Thursday, September 23, 2021

All The Laws In The World…

Will not stop bigotry nor harassment. New York has some great non-discrimination laws the same as Connecticut but when you are in a hospital you are at the mercy of the nurses and the orderlies.
‘They made me feel so low’: Transgender men speak out about alleged discrimination at Highland Hospital
By Ally Peters
September 17, 2021

Two local men say they were discriminated against at a Rochester hospital.

Trey Lowery and Cori Smith are transgender men and they say in separate instances, staff at Highland Hospital treated them inappropriately.

When the alleged incidents happen, Lowery and Smith didn’t know each other. But now, they are speaking out together, hoping their stories bring awareness to adequate care and safety for transgender or non-confirming individuals.

Lowery said his incident happened in July of 2021, when he went to Highland Hospital for a bariatric surgery. He wanted to change his life around for his kids and wife, but was left upset by how the staff treated him.
“They begin to call me a she throughout my stay. They never put me as a male, though I corrected them and let them know that I was a male,” Lowery said. “The whole situation was a whole disaster for me. It literally made me feel took my pride in everything away from me.”
He wasn’t the only one that happened to, the other person was hospitalized before the non-discrimination law was passed.
Seven years ago, Cori Smith, who is also a transgender man, said he experienced discrimination at the hospital as well.

Smith had to go into the hospital in 2014 because he had endometriosis and adenomyosis. He had gotten his eggs retrieved, but there had been a complication following the retrieval, which lead him to need emergency surgery.

“They put a female wristbands on me, they put my old name on there, which I don’t know how they still had. I gave them my updated information and said that I am actually a male and they need to put that on, and that my name is Cori. They refused and didn’t do that. They laughed it off,” Smith said.
If this happens to you first thing talk to the head nurse, then the hospital HR department or the patient advocate. If that doesn’t work then go to the state agency that handles discrimination cases. But above all else no matter what they say don’t raise your voice. I know of one trans person who was arrested for disorderly conduct.

Here in Connecticut they have to assign you a room consistent with your gender identity, they cannot put you in a single room without your approval, they can offer but not put you in a single room automatically (I rather take the single room rather than a ward).
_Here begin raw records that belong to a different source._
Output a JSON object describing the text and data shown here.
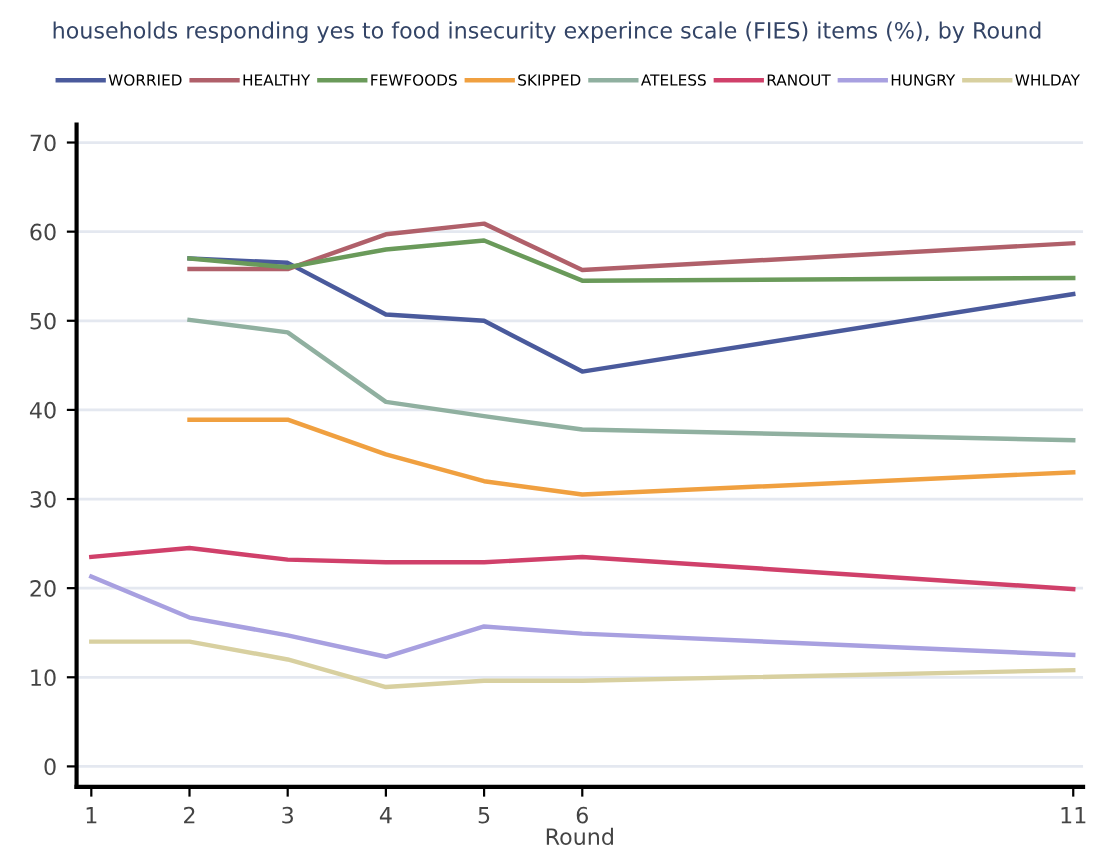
{
  "chart_data": {
    "type": "line",
    "title": "households responding yes to food insecurity experince scale (FIES) items (%), by Round",
    "xlabel": "Round",
    "xlim": [
      0.85,
      11.1
    ],
    "xticks": [
      1,
      2,
      3,
      4,
      5,
      6,
      11
    ],
    "ylim": [
      -2.3,
      72
    ],
    "yticks": [
      0,
      10,
      20,
      30,
      40,
      50,
      60,
      70
    ],
    "grid": "y",
    "legend": "top",
    "line_style": "solid",
    "marker": "none",
    "series": [
      {
        "name": "WORRIED",
        "color": "#4a5a9c",
        "x": [
          2,
          3,
          4,
          5,
          6,
          11
        ],
        "values": [
          57,
          56.5,
          50.7,
          50,
          44.3,
          53
        ]
      },
      {
        "name": "HEALTHY",
        "color": "#b0606a",
        "x": [
          2,
          3,
          4,
          5,
          6,
          11
        ],
        "values": [
          55.8,
          55.8,
          59.7,
          60.9,
          55.7,
          58.7
        ]
      },
      {
        "name": "FEWFOODS",
        "color": "#6a9a5a",
        "x": [
          2,
          3,
          4,
          5,
          6,
          11
        ],
        "values": [
          57,
          56,
          58,
          59,
          54.5,
          54.8
        ]
      },
      {
        "name": "SKIPPED",
        "color": "#f0a040",
        "x": [
          2,
          3,
          4,
          5,
          6,
          11
        ],
        "values": [
          38.9,
          38.9,
          35,
          32,
          30.5,
          33
        ]
      },
      {
        "name": "ATELESS",
        "color": "#90b0a0",
        "x": [
          2,
          3,
          4,
          5,
          6,
          11
        ],
        "values": [
          50.1,
          48.7,
          40.9,
          39.3,
          37.8,
          36.6
        ]
      },
      {
        "name": "RANOUT",
        "color": "#d0406a",
        "x": [
          1,
          2,
          3,
          4,
          5,
          6,
          11
        ],
        "values": [
          23.5,
          24.5,
          23.2,
          22.9,
          22.9,
          23.5,
          19.9
        ]
      },
      {
        "name": "HUNGRY",
        "color": "#a8a0e0",
        "x": [
          1,
          2,
          3,
          4,
          5,
          6,
          11
        ],
        "values": [
          21.3,
          16.7,
          14.7,
          12.3,
          15.7,
          14.9,
          12.5
        ]
      },
      {
        "name": "WHLDAY",
        "color": "#d8d0a0",
        "x": [
          1,
          2,
          3,
          4,
          5,
          6,
          11
        ],
        "values": [
          14,
          14,
          12,
          8.9,
          9.6,
          9.6,
          10.8
        ]
      }
    ]
  }
}
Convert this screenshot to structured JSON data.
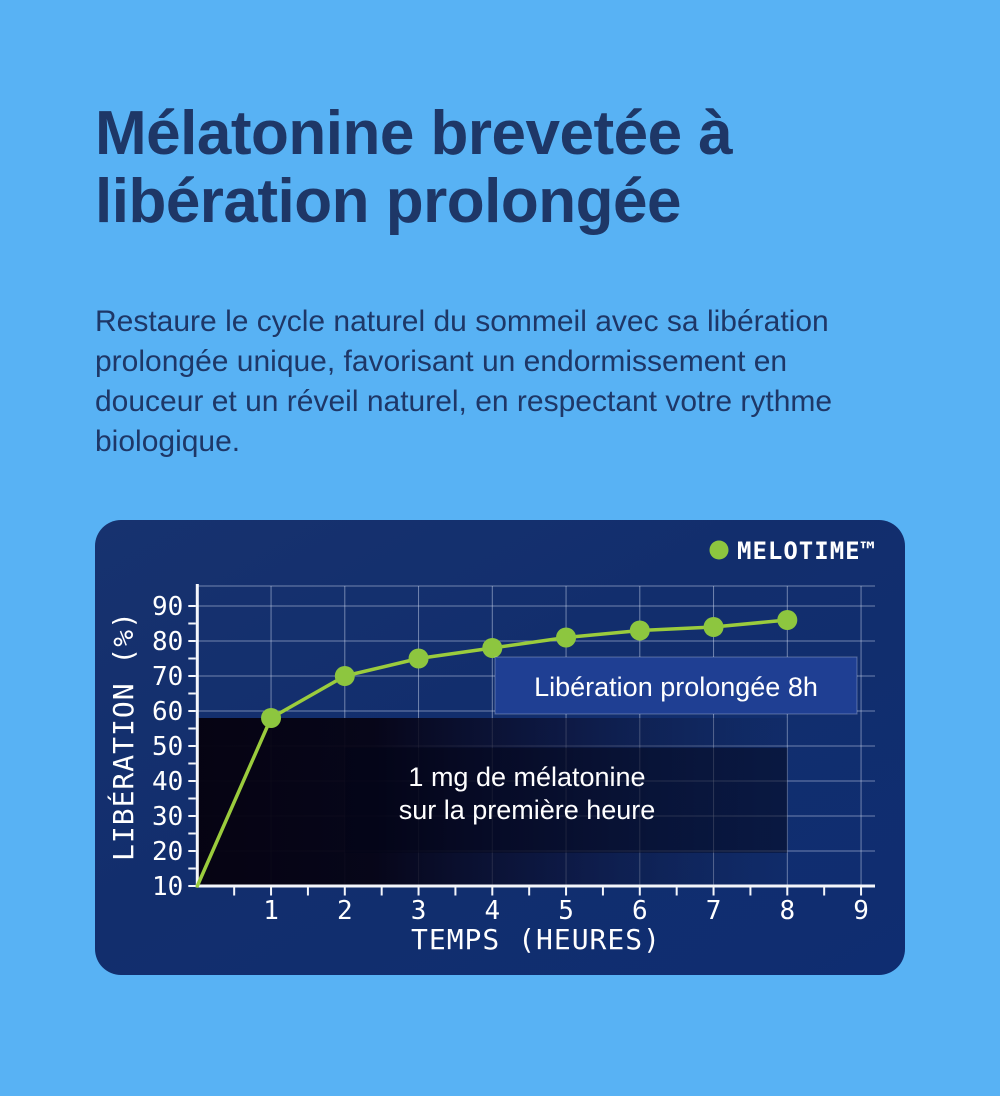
{
  "colors": {
    "page_bg": "#58b2f4",
    "heading_text": "#1e3767",
    "card_bg": "#122e6d",
    "line": "#9bcc3d",
    "marker": "#8dc63f",
    "grid": "rgba(208,218,240,0.5)",
    "axis": "#f4f6fb",
    "release_box_fill": "#1f3f93",
    "shade_dark": "#050210"
  },
  "hero": {
    "title_lines": [
      "Mélatonine brevetée à",
      "libération prolongée"
    ],
    "description_lines": [
      "Restaure le cycle naturel du sommeil avec sa libération",
      "prolongée unique, favorisant un endormissement en",
      "douceur et un réveil naturel, en respectant votre rythme",
      "biologique."
    ]
  },
  "chart_data": {
    "type": "line",
    "legend": [
      {
        "name": "MELOTIME™",
        "color": "#8dc63f"
      }
    ],
    "legend_position": "top-right",
    "x": [
      0,
      1,
      2,
      3,
      4,
      5,
      6,
      7,
      8
    ],
    "series": [
      {
        "name": "MELOTIME™",
        "values": [
          10,
          58,
          70,
          75,
          78,
          81,
          83,
          84,
          86
        ]
      }
    ],
    "xlabel": "TEMPS (HEURES)",
    "ylabel": "LIBÉRATION (%)",
    "x_ticks": [
      1,
      2,
      3,
      4,
      5,
      6,
      7,
      8,
      9
    ],
    "y_ticks": [
      10,
      20,
      30,
      40,
      50,
      60,
      70,
      80,
      90
    ],
    "x_minor_tick_step": 0.5,
    "y_minor_tick_step": 5,
    "xlim": [
      0,
      9.2
    ],
    "ylim": [
      10,
      96
    ],
    "grid": true,
    "regions": [
      {
        "id": "first-hour",
        "x": [
          0,
          8
        ],
        "y": [
          10,
          58
        ]
      },
      {
        "id": "dose-backdrop",
        "x": [
          2,
          8
        ],
        "y": [
          19.5,
          49.5
        ]
      }
    ],
    "annotations": [
      {
        "id": "release",
        "text": "Libération prolongée 8h"
      },
      {
        "id": "dose",
        "lines": [
          "1 mg de mélatonine",
          "sur la première heure"
        ]
      }
    ]
  }
}
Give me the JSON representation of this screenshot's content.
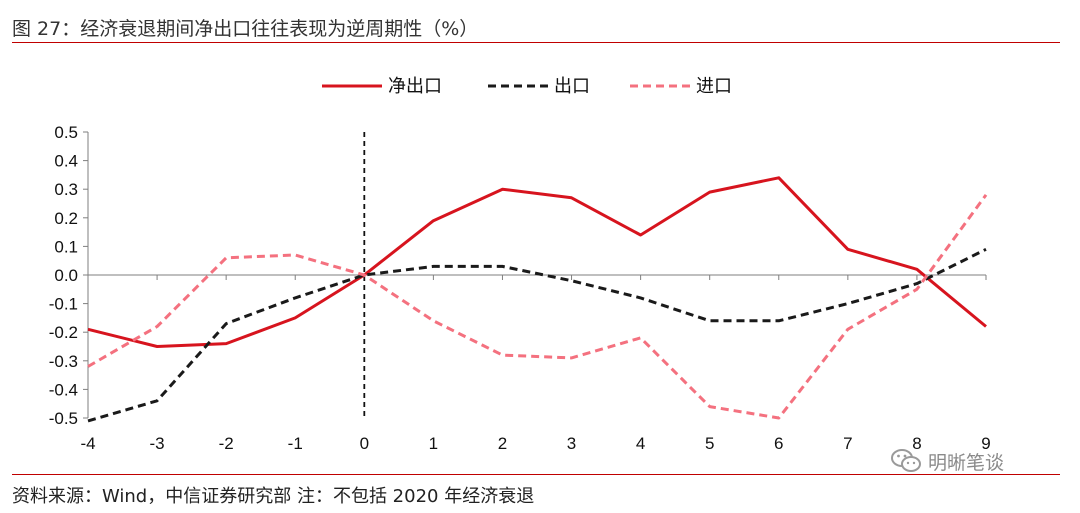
{
  "header": {
    "title": "图 27：经济衰退期间净出口往往表现为逆周期性（%）"
  },
  "footer": {
    "source": "资料来源：Wind，中信证券研究部  注：不包括 2020 年经济衰退",
    "watermark": "明晰笔谈"
  },
  "chart_data": {
    "type": "line",
    "title": "图 27：经济衰退期间净出口往往表现为逆周期性（%）",
    "xlabel": "",
    "ylabel": "",
    "x": [
      -4,
      -3,
      -2,
      -1,
      0,
      1,
      2,
      3,
      4,
      5,
      6,
      7,
      8,
      9
    ],
    "xlim": [
      -4,
      9
    ],
    "ylim": [
      -0.5,
      0.5
    ],
    "yticks": [
      0.5,
      0.4,
      0.3,
      0.2,
      0.1,
      0.0,
      -0.1,
      -0.2,
      -0.3,
      -0.4,
      -0.5
    ],
    "ytick_labels": [
      "0.5",
      "0.4",
      "0.3",
      "0.2",
      "0.1",
      "0.0",
      "-0.1",
      "-0.2",
      "-0.3",
      "-0.4",
      "-0.5"
    ],
    "xtick_labels": [
      "-4",
      "-3",
      "-2",
      "-1",
      "0",
      "1",
      "2",
      "3",
      "4",
      "5",
      "6",
      "7",
      "8",
      "9"
    ],
    "vline_x": 0,
    "legend_position": "top-center",
    "series": [
      {
        "name": "净出口",
        "color": "#d7141e",
        "dash": "solid",
        "values": [
          -0.19,
          -0.25,
          -0.24,
          -0.15,
          0.0,
          0.19,
          0.3,
          0.27,
          0.14,
          0.29,
          0.34,
          0.09,
          0.02,
          -0.18
        ]
      },
      {
        "name": "出口",
        "color": "#1a1a1a",
        "dash": "dash",
        "values": [
          -0.51,
          -0.44,
          -0.17,
          -0.08,
          0.0,
          0.03,
          0.03,
          -0.02,
          -0.08,
          -0.16,
          -0.16,
          -0.1,
          -0.03,
          0.09
        ]
      },
      {
        "name": "进口",
        "color": "#f4717f",
        "dash": "dash",
        "values": [
          -0.32,
          -0.18,
          0.06,
          0.07,
          0.0,
          -0.16,
          -0.28,
          -0.29,
          -0.22,
          -0.46,
          -0.5,
          -0.19,
          -0.05,
          0.28
        ]
      }
    ]
  }
}
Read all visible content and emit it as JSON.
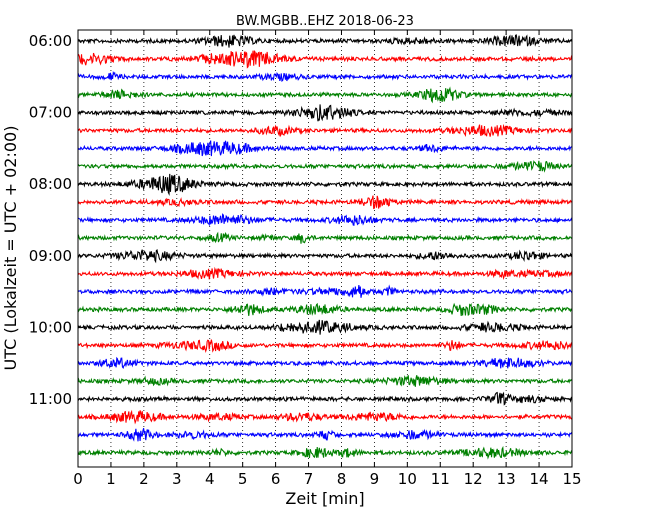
{
  "chart_data": {
    "type": "line",
    "title": "BW.MGBB..EHZ 2018-06-23",
    "xlabel": "Zeit  [min]",
    "ylabel": "UTC (Lokalzeit = UTC + 02:00)",
    "xlim": [
      0,
      15
    ],
    "x_ticks": [
      "0",
      "1",
      "2",
      "3",
      "4",
      "5",
      "6",
      "7",
      "8",
      "9",
      "10",
      "11",
      "12",
      "13",
      "14",
      "15"
    ],
    "y_tick_labels": [
      "06:00",
      "07:00",
      "08:00",
      "09:00",
      "10:00",
      "11:00"
    ],
    "grid": "vertical dotted lines at each minute",
    "trace_colors": [
      "#000000",
      "#ff0000",
      "#0000ff",
      "#008000"
    ],
    "series": [
      {
        "start": "06:00"
      },
      {
        "start": "06:15"
      },
      {
        "start": "06:30"
      },
      {
        "start": "06:45"
      },
      {
        "start": "07:00"
      },
      {
        "start": "07:15"
      },
      {
        "start": "07:30"
      },
      {
        "start": "07:45"
      },
      {
        "start": "08:00"
      },
      {
        "start": "08:15"
      },
      {
        "start": "08:30"
      },
      {
        "start": "08:45"
      },
      {
        "start": "09:00"
      },
      {
        "start": "09:15"
      },
      {
        "start": "09:30"
      },
      {
        "start": "09:45"
      },
      {
        "start": "10:00"
      },
      {
        "start": "10:15"
      },
      {
        "start": "10:30"
      },
      {
        "start": "10:45"
      },
      {
        "start": "11:00"
      },
      {
        "start": "11:15"
      },
      {
        "start": "11:30"
      },
      {
        "start": "11:45"
      }
    ]
  }
}
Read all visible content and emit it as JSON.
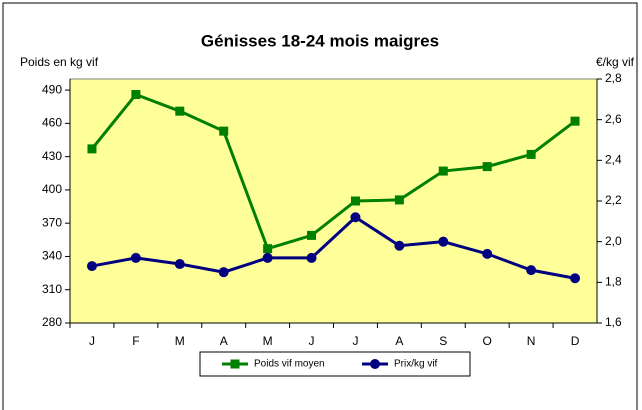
{
  "chart_data": {
    "type": "line",
    "title": "Génisses 18-24 mois maigres",
    "ylabel": "Poids en kg vif",
    "y2label": "€/kg vif",
    "categories": [
      "J",
      "F",
      "M",
      "A",
      "M",
      "J",
      "J",
      "A",
      "S",
      "O",
      "N",
      "D"
    ],
    "series": [
      {
        "name": "Poids vif moyen",
        "color": "#008000",
        "marker": "square",
        "values": [
          437,
          486,
          471,
          453,
          347,
          359,
          390,
          391,
          417,
          421,
          432,
          462
        ]
      },
      {
        "name": "Prix/kg vif",
        "color": "#000080",
        "marker": "circle",
        "axis": "y2",
        "values": [
          1.88,
          1.92,
          1.89,
          1.85,
          1.92,
          1.92,
          2.12,
          1.98,
          2.0,
          1.94,
          1.86,
          1.82
        ]
      }
    ],
    "ylim": [
      280,
      500
    ],
    "yticks": [
      280,
      310,
      340,
      370,
      400,
      430,
      460,
      490
    ],
    "y2lim": [
      1.6,
      2.8
    ],
    "y2ticks": [
      {
        "value": 1.6,
        "label": "1,6"
      },
      {
        "value": 1.8,
        "label": "1,8"
      },
      {
        "value": 2.0,
        "label": "2,0"
      },
      {
        "value": 2.2,
        "label": "2,2"
      },
      {
        "value": 2.4,
        "label": "2,4"
      },
      {
        "value": 2.6,
        "label": "2,6"
      },
      {
        "value": 2.8,
        "label": "2,8"
      }
    ],
    "legend": "bottom"
  }
}
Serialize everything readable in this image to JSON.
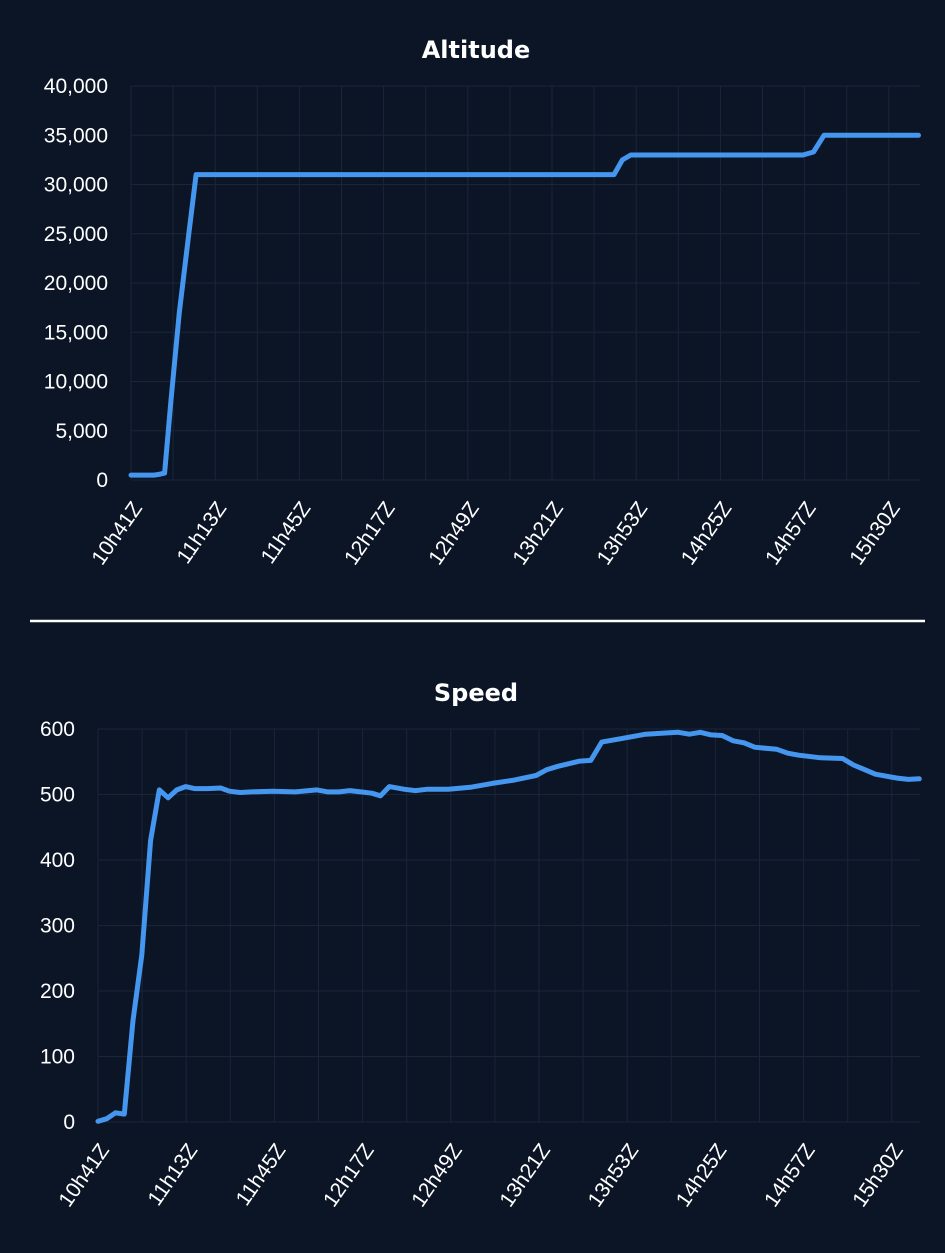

If someone complains about you being in a ward with others of your gender, than that person is moved not you. I moderated a panel one time for a panel of lawyers including lawyers from the CHRO (Commission on Human Rights and Opportunity) and one questioner asked this very question and the CHRO lawyer asked the questioner what would they do if a person in the ward complained about a Muslin being in their room. The questioner said they would move the person who was complaining from the ward… the questioner paused for a second and said, “Oh I see.”

Their complaints bore results;
After Smith’s came forward with his complaints, Highland Hospital says they have taken the following steps to support transgender patients, including:
  • Removing gender from patient wristbands and identification stickers in the hospital
  • Implementing practices for staff members to assist patients who want to update gender, name, and pronouns in their electronic medical record
  • Creating a process to make sure hospital billing aligns with a patient’s gender identity
  • Converting public restrooms to all-gender
  • Our mandatory annual education provides training about working with transgender and gender diverse individuals, and we offer a number of ongoing trainings [sic] to increase affirming and equitable care for transgender and gender diverse individuals.